Ma la guardano anche con immenso amore. Non solo perché lì sotto stanno i loro affetti, i figli, le mogli, i mariti, i genitori, e là sotto torneranno. Ma soprattutto perché lo sguardo distante e lontano, lo sguardo che vede e non può toccare né intervenire, è uno sguardo consapevole e nostalgico. Gli astronauti vedono la meraviglia e la fragilità del pianeta blu, la sua unicità e solitudine nel cosmo, la sua ricchezza e la sua preziosità. Vedono i danni che noi uomini gli abbiamo inflitto, lo sfruttamento la sporcizia le distruzioni, non li vedono subito ma quando li vedono non possono più ignorarli. Vedono anche tutto quello che è rimasto, gli oceani i ghiacci le foreste. Di notte, vedono le luci con cui gli uomini cercano di domare il buio del cosmo che li circonda. Vedono l’alba con dei colori familiari e indescrivibili, vedono i tramonti. Vedono le nuvole che si spostano, vedono formarsi un tifone che potrebbe devastare intere regioni e per fortuna, senza davvero merito alcuno, si indebolisce da solo. Vedono nascere e morire i giorni nei luoghi che gli sono familiari o che non hanno mai visto, ma della cui esistenza sanno e hanno studiato.

Intanto la vita nella ISS è la riproduzione quanto più esatta possibile della vita sulla terra: le ore di sonno, i pasti, lo studio, il lavoro, l’esercizio fisico, le relazioni. Una volta persi i riferimenti del tempo e dello spazio, bisogna continuare a crearli. Inoltre ogni astronauta è un esperimento: che alterazioni produce, nel fisico e nella mente, essere fuori dall’atmosfera, essere in assenza di gravità, essere chiusi in una bolla d’aria in perenne riciclo? Ogni astronauta è un tentativo di risposta alla grande domanda, se sapremmo vivere altrove o se la terra è davvero l’unico posto dove possiamo stare. A cui si aggancia un’altra domanda ancora più sconvolgente: se la terra è l’unico posto dove possiamo stare, perché la stiamo distruggendo?

Con la stessa delicatezza e poesia con cui racconta la terra vista dal cosmo, Samantha Harvey ci guida nei pensieri degli astronauti. Che hanno lavorato anni e anni per essere pronti a lanciarsi nello spazio.

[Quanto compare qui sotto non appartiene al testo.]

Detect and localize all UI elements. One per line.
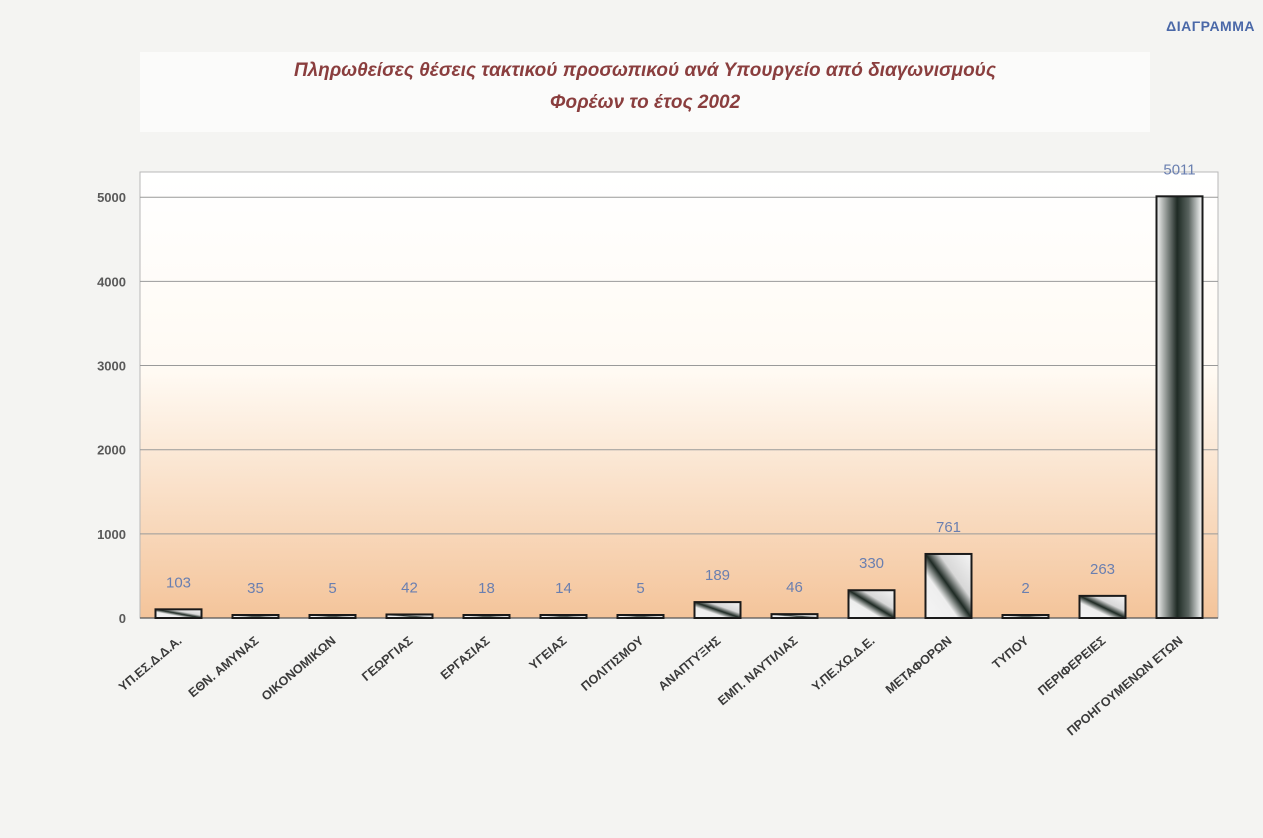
bar xyxy=(1001,614,1050,619)
x-tick-label: ΕΜΠ. ΝΑΥΤΙΛΙΑΣ xyxy=(715,633,801,708)
data-label: 18 xyxy=(478,580,495,597)
bar xyxy=(924,552,973,619)
bar xyxy=(385,613,434,619)
y-tick-label: 5000 xyxy=(97,190,126,205)
data-label: 5011 xyxy=(1163,161,1195,178)
data-label: 35 xyxy=(247,580,264,597)
bar xyxy=(616,614,665,619)
x-tick-label: Υ.ΠΕ.ΧΩ.Δ.Ε. xyxy=(809,634,877,694)
plot-background xyxy=(139,171,1219,619)
data-label: 103 xyxy=(166,574,191,591)
data-label: 263 xyxy=(1090,561,1115,578)
data-label: 2 xyxy=(1021,580,1029,597)
data-label: 330 xyxy=(859,555,884,572)
y-tick-label: 2000 xyxy=(97,443,126,458)
bar xyxy=(693,601,742,619)
chart-title-line-1: Πληρωθείσες θέσεις τακτικού προσωπικού α… xyxy=(293,60,997,81)
y-axis: 0 1000 2000 3000 4000 5000 xyxy=(97,190,126,626)
chart-title-line-2: Φορέων το έτος 2002 xyxy=(549,92,741,113)
bar xyxy=(308,614,357,619)
x-tick-label: ΓΕΩΡΓΙΑΣ xyxy=(359,633,416,684)
bar xyxy=(770,613,819,619)
y-tick-label: 3000 xyxy=(97,359,126,374)
x-tick-label: ΜΕΤΑΦΟΡΩΝ xyxy=(883,634,954,697)
bars xyxy=(154,195,1204,620)
bar xyxy=(1078,594,1127,619)
x-tick-label: ΠΟΛΙΤΙΣΜΟΥ xyxy=(578,633,646,694)
data-label: 5 xyxy=(328,580,336,597)
x-tick-label: ΠΕΡΙΦΕΡΕΙΕΣ xyxy=(1035,633,1109,698)
x-tick-label: ΑΝΑΠΤΥΞΗΣ xyxy=(656,633,724,693)
bar xyxy=(847,589,896,619)
bar xyxy=(1155,195,1204,620)
data-label: 14 xyxy=(555,580,572,597)
data-label: 42 xyxy=(401,579,418,596)
x-tick-label: ΥΠ.ΕΣ.Δ.Δ.Α. xyxy=(116,634,184,695)
y-tick-label: 4000 xyxy=(97,274,126,289)
x-tick-label: ΕΘΝ. ΑΜΥΝΑΣ xyxy=(186,633,262,700)
data-label: 46 xyxy=(786,579,803,596)
bar xyxy=(154,608,203,620)
corner-label: ΔΙΑΓΡΑΜΜΑ xyxy=(1166,18,1255,34)
y-tick-label: 0 xyxy=(119,611,126,626)
data-label: 5 xyxy=(636,580,644,597)
value-labels: 103 35 5 42 18 14 5 189 46 330 761 2 263 5011 xyxy=(166,161,1196,597)
data-label: 189 xyxy=(705,567,730,584)
y-tick-label: 1000 xyxy=(97,527,126,542)
data-label: 761 xyxy=(936,519,961,536)
grid-lines xyxy=(140,196,1218,619)
x-tick-label: ΟΙΚΟΝΟΜΙΚΩΝ xyxy=(259,634,339,704)
x-tick-label: ΤΥΠΟΥ xyxy=(990,633,1032,672)
chart-title: Πληρωθείσες θέσεις τακτικού προσωπικού α… xyxy=(140,52,1150,132)
bar xyxy=(231,614,280,619)
bar xyxy=(462,614,511,619)
x-tick-label: ΕΡΓΑΣΙΑΣ xyxy=(438,633,493,682)
x-tick-label: ΥΓΕΙΑΣ xyxy=(527,633,570,672)
bar xyxy=(539,614,588,619)
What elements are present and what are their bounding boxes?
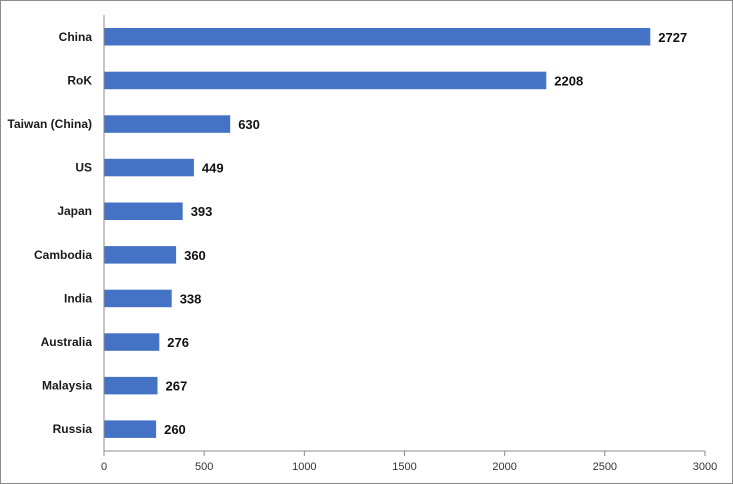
bar-japan <box>104 202 183 220</box>
bar-russia <box>104 420 157 438</box>
category-label: Cambodia <box>34 248 92 262</box>
data-label: 2208 <box>554 73 583 88</box>
bar-india <box>104 289 172 308</box>
bar-rok <box>104 71 547 90</box>
x-tick-label: 2500 <box>593 461 617 473</box>
x-tick-label: 0 <box>101 461 107 473</box>
data-label: 2727 <box>658 30 687 45</box>
x-tick-label: 2000 <box>492 461 516 473</box>
data-label: 393 <box>191 204 213 219</box>
bar-taiwan-china <box>104 115 231 133</box>
x-tick-label: 3000 <box>693 461 717 473</box>
category-label: Russia <box>53 422 93 436</box>
category-label: Australia <box>41 335 93 349</box>
bar-cambodia <box>104 246 177 264</box>
data-label: 449 <box>202 161 224 176</box>
category-label: Malaysia <box>42 379 92 393</box>
data-label: 276 <box>167 335 189 350</box>
category-label: RoK <box>67 73 92 87</box>
data-label: 338 <box>180 291 202 306</box>
category-label: Taiwan (China) <box>8 117 92 131</box>
category-label: US <box>75 161 92 175</box>
data-label: 260 <box>164 422 186 437</box>
x-tick-label: 1000 <box>292 461 316 473</box>
x-tick-label: 1500 <box>392 461 416 473</box>
data-label: 360 <box>184 248 206 263</box>
bar-china <box>104 28 651 46</box>
bar-us <box>104 158 194 177</box>
category-label: China <box>59 30 93 44</box>
category-label: Japan <box>57 204 92 218</box>
data-label: 630 <box>238 117 260 132</box>
bar-malaysia <box>104 376 158 395</box>
category-label: India <box>64 291 92 305</box>
data-label: 267 <box>166 379 188 394</box>
x-tick-label: 500 <box>195 461 213 473</box>
bar-australia <box>104 333 160 351</box>
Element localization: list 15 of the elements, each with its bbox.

Che sanno i rischi che stanno correndo, e come quella permanenza nello spazio accorcerà il loro tempo di vita, consumerà più rapidamente il loro corpo e i loro organi. Che si dedicano con concentrazione e costanza sia alle ricerche che stanno conducendo sia alla routine che hanno costruito nella loro giornata. Che sono eccezionalmente forti ed equilibrati e ben centrati e determinati e motivati e sereni, ma anche terribilmente umani e terreni: pensano ai figli, alle mogli amate o non più, ai genitori; cercano il cibo che conoscono e di cui la versione disidratata è solo una pallida imitazione; conservano le loro identità nazionali, le convinzioni e i pregiudizi, e nello stesso tempo fanno amicizia, si confidano, si aiutano. Che stanno cambiando man mano che la vita scorre nella stazione: con la sua evocazione del mare e della piccolezza, ci dice l’isolamento, l’abbandono a un elemento che non conosciamo e non domineremo mai.

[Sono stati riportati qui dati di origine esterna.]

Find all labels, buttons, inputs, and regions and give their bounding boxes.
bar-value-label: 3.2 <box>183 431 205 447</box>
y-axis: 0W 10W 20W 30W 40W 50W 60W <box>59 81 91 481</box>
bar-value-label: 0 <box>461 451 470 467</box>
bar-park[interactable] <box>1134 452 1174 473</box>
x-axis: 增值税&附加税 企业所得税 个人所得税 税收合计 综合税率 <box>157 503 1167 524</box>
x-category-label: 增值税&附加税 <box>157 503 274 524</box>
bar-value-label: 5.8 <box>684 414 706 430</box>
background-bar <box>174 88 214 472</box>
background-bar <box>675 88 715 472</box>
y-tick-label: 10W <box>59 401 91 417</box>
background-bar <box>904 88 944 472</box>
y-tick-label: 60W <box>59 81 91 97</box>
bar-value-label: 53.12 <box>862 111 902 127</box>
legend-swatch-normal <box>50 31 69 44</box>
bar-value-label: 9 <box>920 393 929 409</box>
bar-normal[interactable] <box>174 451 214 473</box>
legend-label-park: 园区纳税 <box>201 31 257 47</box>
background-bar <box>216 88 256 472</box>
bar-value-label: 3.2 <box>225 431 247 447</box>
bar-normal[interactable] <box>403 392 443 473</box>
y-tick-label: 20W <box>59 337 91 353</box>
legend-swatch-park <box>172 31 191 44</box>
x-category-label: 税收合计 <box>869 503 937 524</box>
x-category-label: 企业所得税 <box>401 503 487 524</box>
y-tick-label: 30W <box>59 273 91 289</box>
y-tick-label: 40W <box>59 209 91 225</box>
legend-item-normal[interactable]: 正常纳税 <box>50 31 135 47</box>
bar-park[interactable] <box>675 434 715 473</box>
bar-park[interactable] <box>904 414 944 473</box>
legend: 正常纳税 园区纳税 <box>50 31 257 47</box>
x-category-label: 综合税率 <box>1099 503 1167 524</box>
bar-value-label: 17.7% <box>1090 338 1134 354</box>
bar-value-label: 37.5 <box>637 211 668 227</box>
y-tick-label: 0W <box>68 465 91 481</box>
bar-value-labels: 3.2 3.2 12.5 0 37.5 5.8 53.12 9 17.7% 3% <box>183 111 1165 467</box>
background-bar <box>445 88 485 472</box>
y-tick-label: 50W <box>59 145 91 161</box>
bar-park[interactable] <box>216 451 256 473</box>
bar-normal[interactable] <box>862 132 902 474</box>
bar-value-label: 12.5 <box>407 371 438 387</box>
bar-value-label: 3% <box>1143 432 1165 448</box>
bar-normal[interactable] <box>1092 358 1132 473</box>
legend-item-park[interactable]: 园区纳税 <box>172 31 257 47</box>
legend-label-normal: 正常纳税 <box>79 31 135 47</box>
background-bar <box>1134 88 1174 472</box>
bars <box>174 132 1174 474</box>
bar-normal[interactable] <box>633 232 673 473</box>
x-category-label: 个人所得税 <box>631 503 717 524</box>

Chiusi nella loro arca, vicinissimi tra loro e lontanissimi dal passato e dal futuro, i sei astronauti cominciano a sentirci come un solo corpo, di cui ciascuno rappresenta una parte: Pietro la mente, Anton il cuore, Roman le mani, Chie la coscienza, Shaun l’anima e Nell il respiro. E con quel corpo esprimono il rapporto che ognuno di noi, alla fin fine, ha con la terra: un grande amore che la lontananza acuisce, un desiderio di possesso e di appartenenza che non può essere realizzato, la consapevolezza della brevità e dell’effimerità della nostra presenza. Alla fine della lettura l’immensità dello spazio resta un enigma, il cosmo resta spaventoso e affascinante, lo spazio resta lontano e irraggiungibile; ma le orbite che abbiamo compiuto con gli astronauti, la bellezza che abbiamo contemplato sul pianeta blu, l’incanto con cui abbiamo osservato la terra su cui stiamo, quelli restano con noi per sempre.